I have purchase data that seems to be close to lognormal, but on the log scale it has some skewness (I’m assuming this is whats referred to as a log skew normal distribution but I could be wrong here)
I’m try to fit a model to the data that models the expected revenue per purchase and the expected total revenue of the dataset, but It doesn’t seem to be fitting to the data well / returning the proper parameters. Is there a better way to fit this model?
Also I think the expectation is wrong since I’m basing it on the expectation of a lognormal distribution - how would I improve it (the variable RevA, total_revA)?
import pandas as pd
import numpy as np
import scipy.stats as scs
import pymc3 as pm
import arviz as az
alpha, loc, scale = 1.5, 4.8, 1.013
d_log_scale = scs.skewnorm(alpha, loc=loc, scale=scale).rvs(1000)
d = np.exp( d_log_scale )
print( d_log_scale.mean(), d_log_scale.std() )
with pm.Model() as model:
alpha_theta_a = pm.Normal('alpha_theta_a', 1, 1)

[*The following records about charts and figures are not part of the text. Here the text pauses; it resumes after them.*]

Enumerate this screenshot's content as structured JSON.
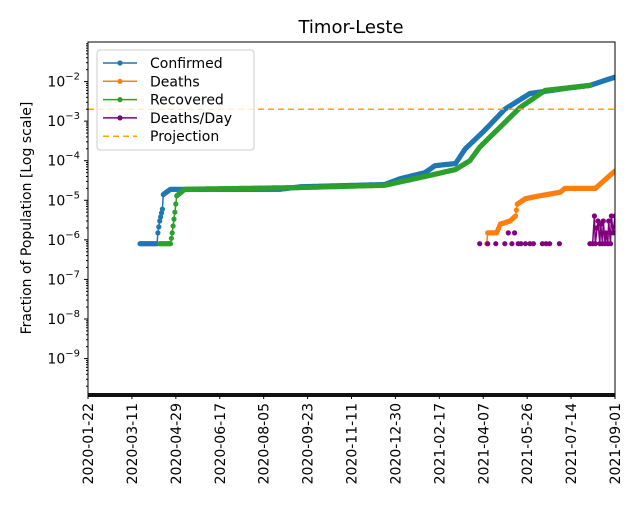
{
  "chart_data": {
    "type": "line",
    "title": "Timor-Leste",
    "xlabel": "",
    "ylabel": "Fraction of Population [Log scale]",
    "yscale": "log",
    "ylim": [
      1.2e-10,
      0.1
    ],
    "xlim": [
      "2020-01-22",
      "2021-09-01"
    ],
    "grid": false,
    "legend_placement": "top-left",
    "x_tick_labels": [
      "2020-01-22",
      "2020-03-11",
      "2020-04-29",
      "2020-06-17",
      "2020-08-05",
      "2020-09-23",
      "2020-11-11",
      "2020-12-30",
      "2021-02-17",
      "2021-04-07",
      "2021-05-26",
      "2021-07-14",
      "2021-09-01"
    ],
    "y_ticks": [
      {
        "value": 0.01,
        "base": "10",
        "exp": "−2"
      },
      {
        "value": 0.001,
        "base": "10",
        "exp": "−3"
      },
      {
        "value": 0.0001,
        "base": "10",
        "exp": "−4"
      },
      {
        "value": 1e-05,
        "base": "10",
        "exp": "−5"
      },
      {
        "value": 1e-06,
        "base": "10",
        "exp": "−6"
      },
      {
        "value": 1e-07,
        "base": "10",
        "exp": "−7"
      },
      {
        "value": 1e-08,
        "base": "10",
        "exp": "−8"
      },
      {
        "value": 1e-09,
        "base": "10",
        "exp": "−9"
      }
    ],
    "series": [
      {
        "name": "Confirmed",
        "color": "#1f77b4",
        "style": "line-dots",
        "keypoints": [
          [
            "2020-03-20",
            8e-07
          ],
          [
            "2020-04-08",
            8e-07
          ],
          [
            "2020-04-09",
            1.5e-06
          ],
          [
            "2020-04-11",
            3e-06
          ],
          [
            "2020-04-14",
            6e-06
          ],
          [
            "2020-04-15",
            1.4e-05
          ],
          [
            "2020-04-23",
            1.9e-05
          ],
          [
            "2020-08-23",
            1.9e-05
          ],
          [
            "2020-09-15",
            2.2e-05
          ],
          [
            "2020-12-18",
            2.5e-05
          ],
          [
            "2021-01-04",
            3.5e-05
          ],
          [
            "2021-02-01",
            5e-05
          ],
          [
            "2021-02-12",
            7.5e-05
          ],
          [
            "2021-03-07",
            8.5e-05
          ],
          [
            "2021-03-18",
            0.0002
          ],
          [
            "2021-04-09",
            0.0006
          ],
          [
            "2021-05-01",
            0.002
          ],
          [
            "2021-05-29",
            0.005
          ],
          [
            "2021-07-13",
            0.007
          ],
          [
            "2021-08-04",
            0.008
          ],
          [
            "2021-09-01",
            0.013
          ]
        ]
      },
      {
        "name": "Deaths",
        "color": "#ff7f0e",
        "style": "line-dots",
        "keypoints": [
          [
            "2021-04-11",
            8e-07
          ],
          [
            "2021-04-12",
            1.5e-06
          ],
          [
            "2021-04-22",
            1.5e-06
          ],
          [
            "2021-04-26",
            2.5e-06
          ],
          [
            "2021-05-07",
            3e-06
          ],
          [
            "2021-05-13",
            4e-06
          ],
          [
            "2021-05-15",
            8e-06
          ],
          [
            "2021-05-24",
            1.1e-05
          ],
          [
            "2021-06-09",
            1.3e-05
          ],
          [
            "2021-07-02",
            1.6e-05
          ],
          [
            "2021-07-07",
            2e-05
          ],
          [
            "2021-08-10",
            2e-05
          ],
          [
            "2021-09-01",
            5.5e-05
          ]
        ]
      },
      {
        "name": "Recovered",
        "color": "#2ca02c",
        "style": "line-dots",
        "keypoints": [
          [
            "2020-04-11",
            8e-07
          ],
          [
            "2020-04-23",
            8e-07
          ],
          [
            "2020-04-25",
            1.5e-06
          ],
          [
            "2020-04-28",
            5e-06
          ],
          [
            "2020-04-30",
            1.3e-05
          ],
          [
            "2020-05-09",
            1.9e-05
          ],
          [
            "2020-09-15",
            2.1e-05
          ],
          [
            "2020-12-18",
            2.4e-05
          ],
          [
            "2021-02-01",
            4e-05
          ],
          [
            "2021-03-07",
            6e-05
          ],
          [
            "2021-03-23",
            0.0001
          ],
          [
            "2021-04-03",
            0.00022
          ],
          [
            "2021-05-18",
            0.0022
          ],
          [
            "2021-06-15",
            0.006
          ],
          [
            "2021-08-04",
            0.008
          ]
        ]
      },
      {
        "name": "Deaths/Day",
        "color": "#800080",
        "style": "dots",
        "points": [
          [
            "2021-04-03",
            8e-07
          ],
          [
            "2021-04-12",
            8e-07
          ],
          [
            "2021-04-21",
            8e-07
          ],
          [
            "2021-05-01",
            8e-07
          ],
          [
            "2021-05-05",
            1.5e-06
          ],
          [
            "2021-05-09",
            8e-07
          ],
          [
            "2021-05-12",
            1.5e-06
          ],
          [
            "2021-05-16",
            8e-07
          ],
          [
            "2021-05-19",
            8e-07
          ],
          [
            "2021-05-24",
            8e-07
          ],
          [
            "2021-05-29",
            8e-07
          ],
          [
            "2021-06-02",
            8e-07
          ],
          [
            "2021-06-12",
            8e-07
          ],
          [
            "2021-06-16",
            8e-07
          ],
          [
            "2021-06-20",
            8e-07
          ],
          [
            "2021-07-01",
            8e-07
          ],
          [
            "2021-08-04",
            8e-07
          ],
          [
            "2021-08-07",
            8e-07
          ],
          [
            "2021-08-09",
            4e-06
          ],
          [
            "2021-08-10",
            8e-07
          ],
          [
            "2021-08-12",
            2e-06
          ],
          [
            "2021-08-13",
            3e-06
          ],
          [
            "2021-08-15",
            8e-07
          ],
          [
            "2021-08-16",
            2.5e-06
          ],
          [
            "2021-08-18",
            8e-07
          ],
          [
            "2021-08-19",
            3e-06
          ],
          [
            "2021-08-21",
            8e-07
          ],
          [
            "2021-08-22",
            1.5e-06
          ],
          [
            "2021-08-24",
            8e-07
          ],
          [
            "2021-08-25",
            3e-06
          ],
          [
            "2021-08-27",
            8e-07
          ],
          [
            "2021-08-28",
            4e-06
          ],
          [
            "2021-08-30",
            1.5e-06
          ],
          [
            "2021-09-01",
            4e-06
          ]
        ]
      },
      {
        "name": "Projection",
        "color": "#ffa500",
        "style": "dashed-hline",
        "value": 0.002
      }
    ]
  }
}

sig_theta_a = pm.Exponential('sig_theta_a', 1)
mu_theta_a = pm.Normal('mu_theta_a', 2, 2)
theta_a = pm.SkewNormal('theta_a', mu=mu_theta_a, sigma=sig_theta_a, alpha=alpha_theta_a)
sig_a = pm.Exponential('sig_a', 1)
Ra = pm.Lognormal('Ra', theta_a, sig_a, observed=d)
RevA = pm.Deterministic('Revenue', np.exp(theta_a + 0.5*sig_a**2))
total_revA = pm.Deterministic('total_revenue', RevA * len(d))
# sampling
prior = pm.sample_prior_predictive()
trace = pm.sample(1000, tune=1000)
posterior_predictive = pm.sample_posterior_predictive(trace)
# Save results to xarray object
data = az.from_pymc3(
trace=trace,
prior=prior,
posterior_predictive=posterior_predictive,
model=model
)
pm.summary(data.posterior)